Martinique : Conférence des trois EPCI autour de la question de l’eau

Martinique : Conférence des trois EPCI autour de la question de l’eau

© CACEM

Réunis ce mardi 2 février au Cap Nord sur l’initiative de Bruno Nestor Azérot, les trois présidents des Établissements Public de Coopération Intercommunale (EPCI) du territoire montraient une image d’union dans la gestion des problématiques d’eau en Martinique. Éviter de nouvelles coupures d’eau et investir dans la rénovation de son système de distribution étaient au cœur des préoccupations.

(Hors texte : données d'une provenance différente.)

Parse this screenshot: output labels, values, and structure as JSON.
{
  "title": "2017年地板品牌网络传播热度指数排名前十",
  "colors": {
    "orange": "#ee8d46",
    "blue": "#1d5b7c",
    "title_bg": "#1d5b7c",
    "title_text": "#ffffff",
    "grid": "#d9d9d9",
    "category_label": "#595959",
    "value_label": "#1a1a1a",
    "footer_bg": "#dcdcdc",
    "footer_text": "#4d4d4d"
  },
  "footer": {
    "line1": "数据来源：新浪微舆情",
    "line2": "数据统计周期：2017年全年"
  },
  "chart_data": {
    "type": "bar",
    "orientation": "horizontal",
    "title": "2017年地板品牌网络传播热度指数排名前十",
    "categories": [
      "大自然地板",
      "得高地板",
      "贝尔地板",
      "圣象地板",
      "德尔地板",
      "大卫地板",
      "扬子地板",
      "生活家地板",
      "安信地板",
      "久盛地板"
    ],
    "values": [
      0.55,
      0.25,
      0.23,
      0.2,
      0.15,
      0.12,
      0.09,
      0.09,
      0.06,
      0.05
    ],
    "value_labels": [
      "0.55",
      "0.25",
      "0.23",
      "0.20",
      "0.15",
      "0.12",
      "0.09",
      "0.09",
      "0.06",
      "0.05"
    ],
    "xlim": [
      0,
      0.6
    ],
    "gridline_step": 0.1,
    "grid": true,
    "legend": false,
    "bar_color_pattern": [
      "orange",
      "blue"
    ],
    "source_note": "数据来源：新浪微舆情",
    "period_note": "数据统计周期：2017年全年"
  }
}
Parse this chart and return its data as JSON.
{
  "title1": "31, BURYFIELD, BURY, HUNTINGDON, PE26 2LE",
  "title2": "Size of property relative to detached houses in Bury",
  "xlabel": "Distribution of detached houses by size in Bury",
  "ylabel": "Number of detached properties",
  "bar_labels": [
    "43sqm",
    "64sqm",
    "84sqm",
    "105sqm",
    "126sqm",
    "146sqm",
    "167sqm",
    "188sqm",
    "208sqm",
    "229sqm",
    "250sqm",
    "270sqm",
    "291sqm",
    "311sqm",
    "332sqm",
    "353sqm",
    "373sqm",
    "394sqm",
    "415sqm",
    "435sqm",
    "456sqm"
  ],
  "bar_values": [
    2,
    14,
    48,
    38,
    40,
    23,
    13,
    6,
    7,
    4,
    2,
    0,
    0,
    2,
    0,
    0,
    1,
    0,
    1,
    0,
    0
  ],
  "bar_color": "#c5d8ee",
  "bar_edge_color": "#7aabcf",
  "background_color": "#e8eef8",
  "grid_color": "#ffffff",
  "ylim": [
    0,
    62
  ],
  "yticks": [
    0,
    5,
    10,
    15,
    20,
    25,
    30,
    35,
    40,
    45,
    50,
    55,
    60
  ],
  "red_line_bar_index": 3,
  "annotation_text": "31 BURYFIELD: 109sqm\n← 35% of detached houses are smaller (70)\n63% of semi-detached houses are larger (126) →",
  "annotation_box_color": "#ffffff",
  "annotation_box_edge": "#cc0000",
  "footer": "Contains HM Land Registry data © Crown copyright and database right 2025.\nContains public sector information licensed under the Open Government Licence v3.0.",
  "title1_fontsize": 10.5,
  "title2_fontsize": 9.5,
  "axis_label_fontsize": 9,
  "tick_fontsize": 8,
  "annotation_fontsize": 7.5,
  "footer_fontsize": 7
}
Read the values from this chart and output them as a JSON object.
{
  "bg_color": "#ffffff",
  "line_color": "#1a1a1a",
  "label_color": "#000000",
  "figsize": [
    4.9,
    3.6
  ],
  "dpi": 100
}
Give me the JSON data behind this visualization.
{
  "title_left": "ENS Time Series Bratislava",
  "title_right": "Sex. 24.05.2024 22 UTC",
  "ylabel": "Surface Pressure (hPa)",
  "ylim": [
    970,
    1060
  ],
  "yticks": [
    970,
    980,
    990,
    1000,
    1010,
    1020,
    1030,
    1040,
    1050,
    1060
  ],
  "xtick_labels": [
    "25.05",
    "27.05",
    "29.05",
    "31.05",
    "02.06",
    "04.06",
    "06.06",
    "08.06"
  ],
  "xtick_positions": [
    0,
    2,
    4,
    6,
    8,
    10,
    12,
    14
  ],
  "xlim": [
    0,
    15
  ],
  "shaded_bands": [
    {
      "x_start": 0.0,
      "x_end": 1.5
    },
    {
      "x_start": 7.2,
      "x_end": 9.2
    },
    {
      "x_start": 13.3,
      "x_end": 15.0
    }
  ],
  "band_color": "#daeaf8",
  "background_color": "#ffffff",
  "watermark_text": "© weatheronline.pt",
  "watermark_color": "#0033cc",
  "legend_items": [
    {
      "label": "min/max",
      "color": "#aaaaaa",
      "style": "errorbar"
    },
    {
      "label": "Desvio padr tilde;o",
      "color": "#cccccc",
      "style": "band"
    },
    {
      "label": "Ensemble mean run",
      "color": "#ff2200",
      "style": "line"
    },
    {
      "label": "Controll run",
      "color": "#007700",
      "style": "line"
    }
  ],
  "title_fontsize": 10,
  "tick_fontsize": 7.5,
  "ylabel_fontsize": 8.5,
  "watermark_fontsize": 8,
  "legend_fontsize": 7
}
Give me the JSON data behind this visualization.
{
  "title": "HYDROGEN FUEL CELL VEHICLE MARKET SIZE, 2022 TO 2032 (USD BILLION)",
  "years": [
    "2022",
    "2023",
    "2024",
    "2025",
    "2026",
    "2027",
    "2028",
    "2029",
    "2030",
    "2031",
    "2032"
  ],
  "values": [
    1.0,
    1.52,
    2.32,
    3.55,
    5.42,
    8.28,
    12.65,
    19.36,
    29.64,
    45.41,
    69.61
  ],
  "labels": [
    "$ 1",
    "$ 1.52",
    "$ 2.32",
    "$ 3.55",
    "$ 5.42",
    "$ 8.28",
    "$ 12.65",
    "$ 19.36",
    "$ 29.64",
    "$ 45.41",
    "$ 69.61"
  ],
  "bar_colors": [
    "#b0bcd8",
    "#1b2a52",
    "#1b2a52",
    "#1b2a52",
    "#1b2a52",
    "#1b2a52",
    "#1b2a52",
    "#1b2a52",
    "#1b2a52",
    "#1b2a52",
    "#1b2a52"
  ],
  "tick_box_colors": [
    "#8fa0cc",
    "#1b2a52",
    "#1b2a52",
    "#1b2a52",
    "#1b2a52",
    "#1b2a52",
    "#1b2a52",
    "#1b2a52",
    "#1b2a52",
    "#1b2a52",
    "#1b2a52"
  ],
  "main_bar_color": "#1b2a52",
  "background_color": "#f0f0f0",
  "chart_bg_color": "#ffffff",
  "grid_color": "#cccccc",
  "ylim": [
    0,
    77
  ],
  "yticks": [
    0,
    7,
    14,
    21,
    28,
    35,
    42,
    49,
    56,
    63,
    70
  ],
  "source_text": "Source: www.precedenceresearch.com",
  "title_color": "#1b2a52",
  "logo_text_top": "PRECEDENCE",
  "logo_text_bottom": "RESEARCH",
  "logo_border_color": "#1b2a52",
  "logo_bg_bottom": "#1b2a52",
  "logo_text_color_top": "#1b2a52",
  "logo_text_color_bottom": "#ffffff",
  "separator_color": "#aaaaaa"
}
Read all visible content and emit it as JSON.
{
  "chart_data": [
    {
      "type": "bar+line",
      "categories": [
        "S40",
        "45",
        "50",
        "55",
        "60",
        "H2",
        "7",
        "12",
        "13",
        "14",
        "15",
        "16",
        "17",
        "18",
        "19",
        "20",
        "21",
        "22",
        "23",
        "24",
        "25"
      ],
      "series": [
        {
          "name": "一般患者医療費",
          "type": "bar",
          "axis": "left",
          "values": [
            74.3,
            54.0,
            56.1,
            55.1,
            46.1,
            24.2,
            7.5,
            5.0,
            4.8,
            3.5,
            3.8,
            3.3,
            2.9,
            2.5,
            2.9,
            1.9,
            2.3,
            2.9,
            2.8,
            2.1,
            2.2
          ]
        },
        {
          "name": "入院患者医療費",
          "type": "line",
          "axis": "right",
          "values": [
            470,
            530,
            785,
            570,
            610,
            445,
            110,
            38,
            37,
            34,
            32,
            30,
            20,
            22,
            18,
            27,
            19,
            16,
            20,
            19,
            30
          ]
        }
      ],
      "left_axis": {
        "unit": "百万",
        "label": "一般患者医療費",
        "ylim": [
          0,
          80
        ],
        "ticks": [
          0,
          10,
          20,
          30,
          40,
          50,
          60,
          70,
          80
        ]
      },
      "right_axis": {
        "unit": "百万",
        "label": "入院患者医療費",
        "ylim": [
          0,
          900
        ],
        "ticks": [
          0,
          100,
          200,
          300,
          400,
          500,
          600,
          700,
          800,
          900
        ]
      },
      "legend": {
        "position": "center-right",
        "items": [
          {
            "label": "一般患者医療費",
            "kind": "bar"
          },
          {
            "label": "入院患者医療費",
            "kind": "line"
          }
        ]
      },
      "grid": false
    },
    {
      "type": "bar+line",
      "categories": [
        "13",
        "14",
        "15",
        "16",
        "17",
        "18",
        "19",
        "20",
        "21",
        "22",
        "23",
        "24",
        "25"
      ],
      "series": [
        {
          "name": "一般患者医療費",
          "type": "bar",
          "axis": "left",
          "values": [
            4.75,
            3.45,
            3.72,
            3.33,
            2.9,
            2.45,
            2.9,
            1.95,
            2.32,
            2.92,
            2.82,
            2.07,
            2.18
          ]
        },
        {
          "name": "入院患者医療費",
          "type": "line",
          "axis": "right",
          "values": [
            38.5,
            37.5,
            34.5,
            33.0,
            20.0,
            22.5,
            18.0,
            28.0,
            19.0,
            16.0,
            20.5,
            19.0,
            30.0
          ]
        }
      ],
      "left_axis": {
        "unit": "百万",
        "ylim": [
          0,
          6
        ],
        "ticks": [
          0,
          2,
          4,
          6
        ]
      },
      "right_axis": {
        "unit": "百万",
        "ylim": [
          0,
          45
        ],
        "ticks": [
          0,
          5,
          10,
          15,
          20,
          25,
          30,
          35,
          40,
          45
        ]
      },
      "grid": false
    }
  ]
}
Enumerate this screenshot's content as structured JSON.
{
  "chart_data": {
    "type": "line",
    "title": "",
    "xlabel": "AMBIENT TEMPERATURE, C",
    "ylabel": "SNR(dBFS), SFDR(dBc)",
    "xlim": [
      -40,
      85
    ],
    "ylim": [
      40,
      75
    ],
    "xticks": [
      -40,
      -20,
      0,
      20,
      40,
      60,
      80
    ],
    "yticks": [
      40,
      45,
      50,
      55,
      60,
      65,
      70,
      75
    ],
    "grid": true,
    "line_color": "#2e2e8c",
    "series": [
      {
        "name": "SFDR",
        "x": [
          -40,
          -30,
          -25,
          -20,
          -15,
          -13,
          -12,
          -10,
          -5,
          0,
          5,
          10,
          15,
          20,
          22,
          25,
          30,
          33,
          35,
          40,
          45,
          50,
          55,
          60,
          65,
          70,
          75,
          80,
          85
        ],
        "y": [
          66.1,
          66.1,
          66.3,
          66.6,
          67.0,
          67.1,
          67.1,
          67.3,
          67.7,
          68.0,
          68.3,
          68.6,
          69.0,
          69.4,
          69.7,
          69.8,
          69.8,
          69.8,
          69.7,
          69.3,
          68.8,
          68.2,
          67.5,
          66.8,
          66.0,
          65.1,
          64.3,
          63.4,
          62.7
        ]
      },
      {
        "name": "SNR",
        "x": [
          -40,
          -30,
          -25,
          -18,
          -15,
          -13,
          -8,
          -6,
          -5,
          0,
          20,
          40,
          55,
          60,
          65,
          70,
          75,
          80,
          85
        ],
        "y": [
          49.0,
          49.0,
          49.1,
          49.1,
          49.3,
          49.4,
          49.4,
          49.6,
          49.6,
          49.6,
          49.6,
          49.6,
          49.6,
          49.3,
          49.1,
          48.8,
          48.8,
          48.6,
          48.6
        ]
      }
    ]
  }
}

La conférence de presse a débuté par l’observation des avancées réalisées au cours des six derniers mois, avant d’annoncer les objectifs futurs et le calendrier de fin de travaux de réfection du système de distribution prévue pour fin 2021. Les importantes coupures d’eaux survenues en Martinique lors de la période du carême de 2020, notamment en raison d’une importante sécheresse, étaient dans toutes les têtes et la volonté d’éviter un nouvel épisode similaire cette année est affiché par les présidents des EPCI, montrant une volonté de travail concerté. Dans cette optique, chaque ECPI présentait son calendrier et investissements engagés pour le réseau d’eau potable de leur zone d’influence.

Cap Nord engagera 4,5 millions d’euros, dédiés notamment aux forages nécessaires à la découverte de nouvelles sources d’eau afin de renforcer l’approvisionnement du réseau.
Bruno Nestor Azérot, président de Cap Nord : « Nous devons aller à la recherche de la ressource : même si elle existe déjà, elle n’est pas suffisante, car nous devons donner de l’eau au sud et au centre. Il est donc important d’avoir plus de captage pour que l’eau soit beaucoup plus répandue sur l’île ».

La Cacem investira 23 millions d’euros, elle aussi afin de financer de nouveaux forages, mais également améliorer les connexions de réseau entre le Nord et le Sud.
Luc-Louison Clémenté, président de la Cacem : « Nous allons intensifier les forages, pour diversifier nos sources d’approvisionnement. Car aujourd’hui, 94% des eaux que nous consommons proviennent des eaux de surface. Il n’est pas normal que nous dépendions autant d’une seule source ».

L’Espace Sud injectera 30 millions d’euros, avec un accent sur de nouveaux réservoirs d’eau, des systèmes de pompages permettant de garantir un approvisionnement fiable aux habitants résidant dans les hauteurs du territoire, mais aussi sur l’acquisition de 2500 détecteurs de fuite. Un investissement bienvenu quand on sait qu’environ 50% de l’eau produite est perdue dans les différentes fuites du réseau.
André Lesueur, président de l’Espace Sud : « Il faut mieux répartir l’eau. Il est difficile d’admettre que l’on n’a pas d’eau pendant 15 jours, il faut essayer d’amener l’eau au robinet. Je ne me berce pas d’illusions : il y aura des coupures, c’est certain. Mais il faut faire en sorte qu’elles existent le moins possible ».

Enfin, une vraie problématique touche l’ensemble du territoire : les répercussions, toujours d’actualités, des effets de l’utilisation de chlordécone. La pollution engendrée nécessite aujourd’hui un important travail de dépollution. Des étapes de traitement lourdes et onéreuses qui impactent le prix pour les administrés, l’eau en Martinique étant l’une des plus chères de France.
Dans une lettre adressée au président de la République, les trois présidents des EPCI ont appelé à ce que l’État prenne ses responsabilités, espérant une prise en charge des importants frais de traitement de l’eau par le gouvernement.